Home · Thoughts · Dates · Policy
There are many that believe that people that are friends do not have to be an alliance, and vice-versa. I have found that alliances do not have to be friends, however friends do have to be an alliance at times. If you have a friend that is not an alliance, you may not agree with that friend on anything.
I have found that when a person doesn't express emotions as well as every expects a person to; all that person really can sense are alliances or loyalties. If you can honestly say that you sense alliances or loyalties to someone or a group, then you can say that they are your friends. The closer that you feel you are to the alliance or loyalty, the closer the friend you have. It is also common to have people judge you according to the way you act around your friends vs. other people, for those whom judge this way are those that aren't sure how to act around you.
An alliance may be formed due to you are in a fight with someone, and someone else decides to help you. This type of alliance may not last long enough to become a friendship, however you will sense a form of loyalty to this person during the fight. This is actually better known as an acutance. This is usually what happens with a situation like this because it is expected that neither person will ever see the other again.
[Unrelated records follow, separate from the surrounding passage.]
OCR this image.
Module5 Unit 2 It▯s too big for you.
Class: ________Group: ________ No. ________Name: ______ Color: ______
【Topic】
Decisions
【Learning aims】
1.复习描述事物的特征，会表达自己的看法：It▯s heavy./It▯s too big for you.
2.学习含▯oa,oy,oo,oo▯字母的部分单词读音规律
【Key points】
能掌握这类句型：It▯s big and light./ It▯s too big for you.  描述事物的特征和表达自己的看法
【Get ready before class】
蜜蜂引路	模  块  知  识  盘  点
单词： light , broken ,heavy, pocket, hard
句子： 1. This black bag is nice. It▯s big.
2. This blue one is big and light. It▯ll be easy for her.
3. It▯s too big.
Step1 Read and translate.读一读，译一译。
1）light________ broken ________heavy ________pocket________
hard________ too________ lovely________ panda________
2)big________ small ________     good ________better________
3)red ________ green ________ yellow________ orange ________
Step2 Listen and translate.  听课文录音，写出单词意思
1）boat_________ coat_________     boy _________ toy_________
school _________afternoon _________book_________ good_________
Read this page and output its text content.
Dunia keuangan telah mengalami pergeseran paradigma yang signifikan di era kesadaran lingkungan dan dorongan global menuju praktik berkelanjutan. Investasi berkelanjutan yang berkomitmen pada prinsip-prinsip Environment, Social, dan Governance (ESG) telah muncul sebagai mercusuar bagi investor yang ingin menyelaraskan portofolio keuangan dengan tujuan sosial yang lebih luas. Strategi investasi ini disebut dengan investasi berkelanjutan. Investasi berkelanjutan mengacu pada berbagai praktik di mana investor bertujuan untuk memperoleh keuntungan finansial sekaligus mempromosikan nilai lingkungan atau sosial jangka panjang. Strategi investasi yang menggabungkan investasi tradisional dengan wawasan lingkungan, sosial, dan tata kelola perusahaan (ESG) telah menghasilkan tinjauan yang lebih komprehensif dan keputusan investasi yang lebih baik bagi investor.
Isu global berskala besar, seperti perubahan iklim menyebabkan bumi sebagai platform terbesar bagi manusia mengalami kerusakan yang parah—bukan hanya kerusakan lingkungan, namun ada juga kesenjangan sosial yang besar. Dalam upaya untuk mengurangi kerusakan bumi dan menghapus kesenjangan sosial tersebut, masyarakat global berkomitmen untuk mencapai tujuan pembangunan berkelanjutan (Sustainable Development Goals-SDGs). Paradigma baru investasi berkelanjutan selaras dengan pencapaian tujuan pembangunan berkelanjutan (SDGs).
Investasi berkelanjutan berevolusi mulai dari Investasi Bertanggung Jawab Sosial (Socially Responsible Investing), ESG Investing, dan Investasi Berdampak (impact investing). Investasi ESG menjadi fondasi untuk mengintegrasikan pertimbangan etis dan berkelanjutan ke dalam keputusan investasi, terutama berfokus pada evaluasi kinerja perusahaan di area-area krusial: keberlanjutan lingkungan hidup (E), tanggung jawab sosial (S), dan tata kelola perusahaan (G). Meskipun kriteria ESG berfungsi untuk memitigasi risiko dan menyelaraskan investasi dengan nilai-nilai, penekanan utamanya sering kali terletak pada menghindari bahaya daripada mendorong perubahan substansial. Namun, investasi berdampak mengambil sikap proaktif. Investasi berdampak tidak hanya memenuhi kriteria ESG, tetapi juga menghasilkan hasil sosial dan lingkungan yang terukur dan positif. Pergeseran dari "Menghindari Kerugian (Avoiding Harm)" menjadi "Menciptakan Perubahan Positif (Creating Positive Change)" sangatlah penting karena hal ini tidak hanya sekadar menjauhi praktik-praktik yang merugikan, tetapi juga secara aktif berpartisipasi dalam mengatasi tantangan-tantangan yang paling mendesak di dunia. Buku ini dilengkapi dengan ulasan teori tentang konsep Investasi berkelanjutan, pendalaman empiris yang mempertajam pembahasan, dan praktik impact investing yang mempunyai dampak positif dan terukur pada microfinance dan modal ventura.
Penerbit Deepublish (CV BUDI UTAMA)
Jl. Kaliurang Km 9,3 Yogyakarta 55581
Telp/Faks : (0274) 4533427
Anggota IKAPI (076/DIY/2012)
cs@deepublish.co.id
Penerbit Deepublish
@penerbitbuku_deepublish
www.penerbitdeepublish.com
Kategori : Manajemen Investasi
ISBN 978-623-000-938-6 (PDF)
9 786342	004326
Friends are hard to describe. I have problems myself because I don't express emotions the ways that I am suppose to, I block as many emotions as possible. I find that a friend is a combination of loyalties and alliances. You have some things that are in common with a person, and then you see how close of a loyalty you have for that person. This will show how close a friend this person is. This may seem weird to some how to look at it, however it is actually the same way that everyone looks at a friend. It is the same because I look a person and use loyalties to see how close I am to that person, but most others would see how close they let the person to the emotions (and how their emotions react to the person).
I feel that emotions can cause more harm than good when it comes to friendship. If a friend is to follow their emotions to determine whom their friends are, it could cause misjudgments depending on the situation. You could feel that your friend would support your decision on an argument, and the friend could feel differently about it in which would cause you to fight about it. If a person were to use loyalties as a way to determine their friends, the person would already know how their friend feels about the subject.
Real friends in any case will stay with you through thick and thin. They will help you when they can and torment you at times to have a little fun with you. Tormenting someone (your friend) is only good when they know you are joking. If the tormenting causes the person to react physically or negatively, that means that they didn't know you were joking around. There is always a fine line when someone is tormenting someone else, however if it is a friendly one, the line is further away than what it is when it isn't friendly.
Those that say that they are friends to you and you find them bad mouthing you behind your back are the friends that pretend to be friendly however are more like bullies. They be as nice to as possible when you are around however when you aren't around watch out. This is the type of person that uses emotions against you, however if a person is judged by their loyalties a person that is closer to a bully is more noticeable. You would be able to see how the person's loyalties work, and no matter how good a "con-artist" the person thinks that they are, the loyalties in general will show the truth. Emotions can be faked - many have proven this, however loyalties cannot be faked due to every loyalty is tied in with the ethics of the person. If the person has no ethics (anything goes) I find that it is best to stay away from them no matter what because that type of person can get you in trouble quite easily.